El último gran esfuerzo y la sabia retirada
El destino quiso que el último rival de la carrera de Monzón fuera también el más terrible: Rodrigo Valdez, llegado a la oportunidad mundial tras una racha de 27 victorias consecutivas, era una fuerza de la naturaleza. Apenas cinco días antes del mundial, sin embargo, el colombiano supo de la muerte violenta de su hermano, pero los contratos ya estaban firmados y, a pesar de la conmoción emocional, tras seis intentos para hacer el peso, subió al ring. Monzón aprovechó el estado no óptimo del rival, infligiéndole un derribo en el decimocuarto asalto y venciéndolo por puntos. El verdadero Valdez se presentó, sin embargo, en la revancha, cuando atacó al argentino con inaudita ferocidad, derribándolo en el segundo asalto y haciéndole ver las estrellas. Monzón, sin embargo, sabía sufrir: superó la tormenta, abrió una fea herida en el rostro del rival y poco a poco recuperó en la puntuación, confirmándose campeón por última vez. Al final del combate dijo simplemente: «Creo que he demostrado a todos que soy uno de los más grandes. Pero ahora se acabó. Sin duda. Desde esta noche empezaré a vivir como un ser humano».
Una vida turbulenta hasta el final
La sabiduría que lo llevó a retirarse antes de perder sus cualidades atléticas y la frialdad implacable que demostró en el cuadrilátero —esa frialdad que lo llevó a subir al ring tras saber de la muerte de su hermano, ganar por KO y afirmar «Ahora podemos ir al funeral»— no lo acompañaron en la vida cotidiana. Monzón fue arrastrado por las pasiones a un torbellino de relaciones amorosas y brutales actos de violencia, tanto contra sus parejas como contra extraños, especialmente periodistas y fotógrafos «culpables» de violar su privacidad. Una inclinación a la violencia que no podía sino degenerar y, de hecho, la modelo uruguaya Alicia Muñiz, tercera esposa del argentino y madre de su quinto hijo, no se quedó con moretones y contusiones como las otras: fue estrangulada y arrojada desde el segundo piso, encontrando la muerte. La condena a 11 años de cárcel no bastó para apagar un alma inquieta y conducir de vuelta a la cárcel, de regreso de un permiso, representó la ocasión para el último gesto fatal e imprudente.

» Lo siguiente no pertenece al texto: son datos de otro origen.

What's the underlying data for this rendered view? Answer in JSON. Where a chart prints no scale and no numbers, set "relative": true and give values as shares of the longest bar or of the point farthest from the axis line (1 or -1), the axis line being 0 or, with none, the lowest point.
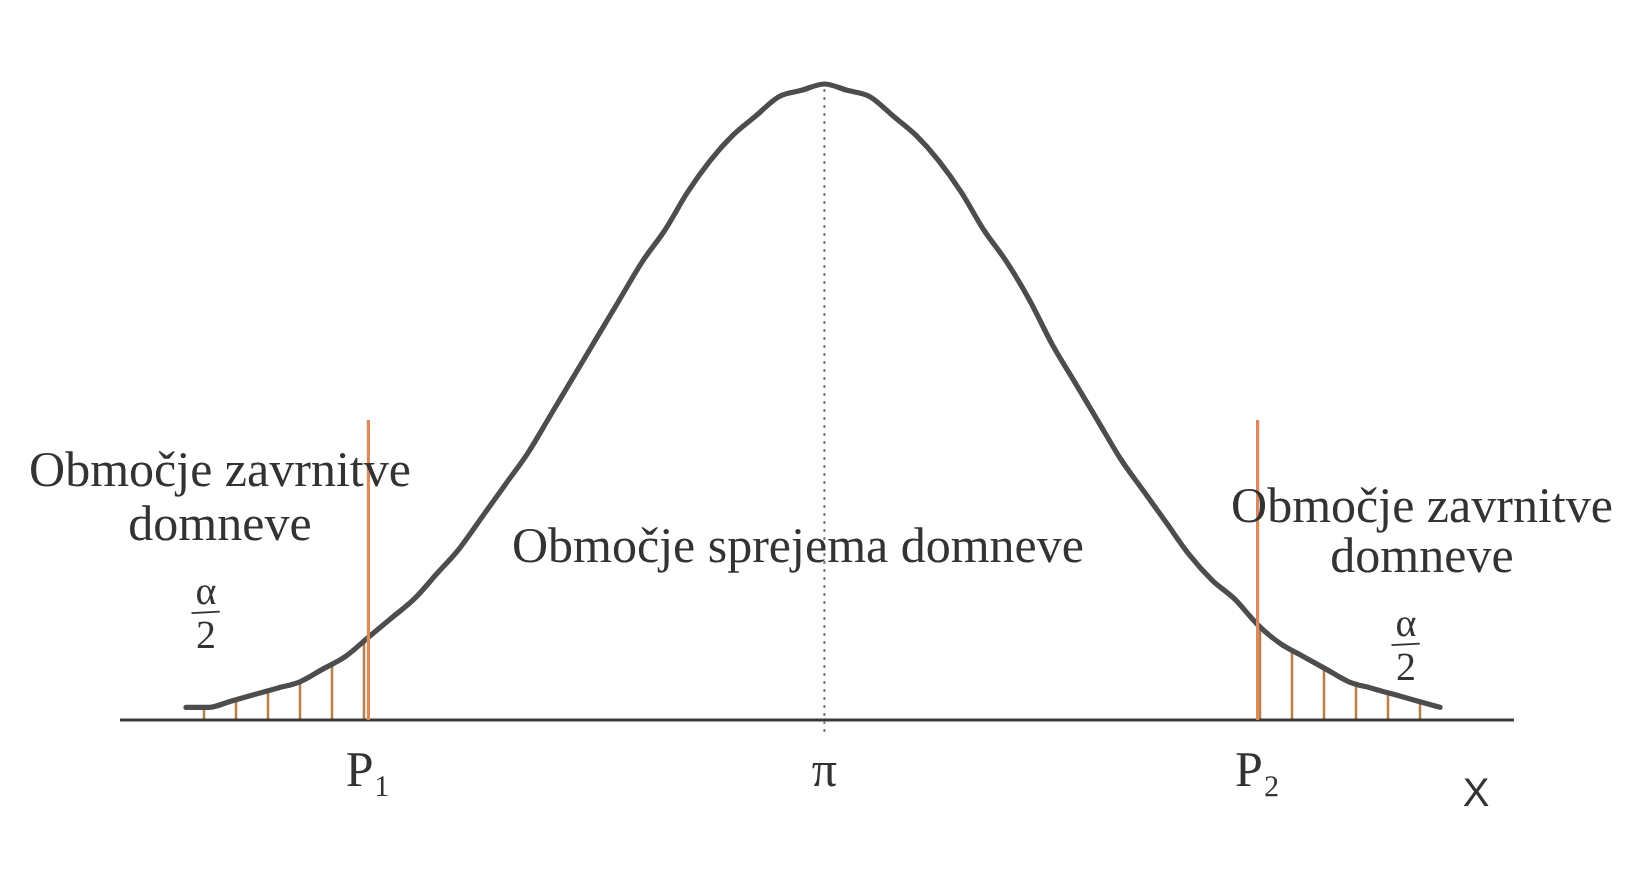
{
  "chart_data": {
    "type": "line",
    "relative": true,
    "categories": [
      null,
      null,
      null,
      null,
      null,
      null,
      null,
      null,
      "P₁",
      null,
      null,
      null,
      null,
      null,
      null,
      null,
      null,
      null,
      null,
      null,
      null,
      null,
      null,
      null,
      null,
      null,
      null,
      null,
      "π",
      null,
      null,
      null,
      null,
      null,
      null,
      null,
      null,
      null,
      null,
      null,
      null,
      null,
      null,
      null,
      null,
      null,
      null,
      "P₂",
      null,
      null,
      null,
      null,
      null,
      null,
      null,
      null
    ],
    "xlabel": "X",
    "series": [
      {
        "type": "area",
        "color": "#b5824e",
        "values": [
          0.02,
          0.02,
          0.03,
          0.04,
          0.05,
          0.06,
          0.08,
          0.1,
          0.13,
          null,
          null,
          null,
          null,
          null,
          null,
          null,
          null,
          null,
          null,
          null,
          null,
          null,
          null,
          null,
          null,
          null,
          null,
          null,
          null,
          null,
          null,
          null,
          null,
          null,
          null,
          null,
          null,
          null,
          null,
          null,
          null,
          null,
          null,
          null,
          null,
          null,
          null,
          0.15,
          0.12,
          0.1,
          0.08,
          0.06,
          0.05,
          0.04,
          0.03,
          0.02
        ]
      },
      {
        "color": "#4d4d4d",
        "values": [
          0.02,
          0.02,
          0.03,
          0.04,
          0.05,
          0.06,
          0.08,
          0.1,
          0.13,
          0.16,
          0.19,
          0.23,
          0.27,
          0.32,
          0.37,
          0.42,
          0.48,
          0.54,
          0.6,
          0.66,
          0.72,
          0.77,
          0.83,
          0.88,
          0.92,
          0.95,
          0.98,
          0.99,
          1,
          0.99,
          0.98,
          0.95,
          0.92,
          0.88,
          0.83,
          0.77,
          0.72,
          0.66,
          0.59,
          0.53,
          0.47,
          0.41,
          0.36,
          0.31,
          0.26,
          0.22,
          0.19,
          0.15,
          0.12,
          0.1,
          0.08,
          0.06,
          0.05,
          0.04,
          0.03,
          0.02
        ]
      }
    ],
    "ref_lines": [
      {
        "axis": "x",
        "value": "P₁",
        "color": "#dc8a5c"
      },
      {
        "axis": "x",
        "value": "π",
        "color": "#777777",
        "line_style": "dotted"
      },
      {
        "axis": "x",
        "value": "P₂",
        "color": "#dc8a5c"
      }
    ],
    "annotations": [
      "Območje zavrnitve domneve",
      "α/2",
      "Območje sprejema domneve",
      "Območje zavrnitve domneve",
      "α/2"
    ]
  }
}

A pesar de todas las intemperancias y brutalidades cometidas, el pueblo argentino, que durante sus combates siempre se había detenido con el aliento contenido, nunca le dio la espalda. Una multitud abarrotada que acudió a los funerales entonó el coro «Dale campeón», último homenaje a un campeón controvertido, impecable en el deporte, pero reprochable en la vida, cuyo nombre quedará sin embargo grabado para siempre en los libros de historia del boxeo.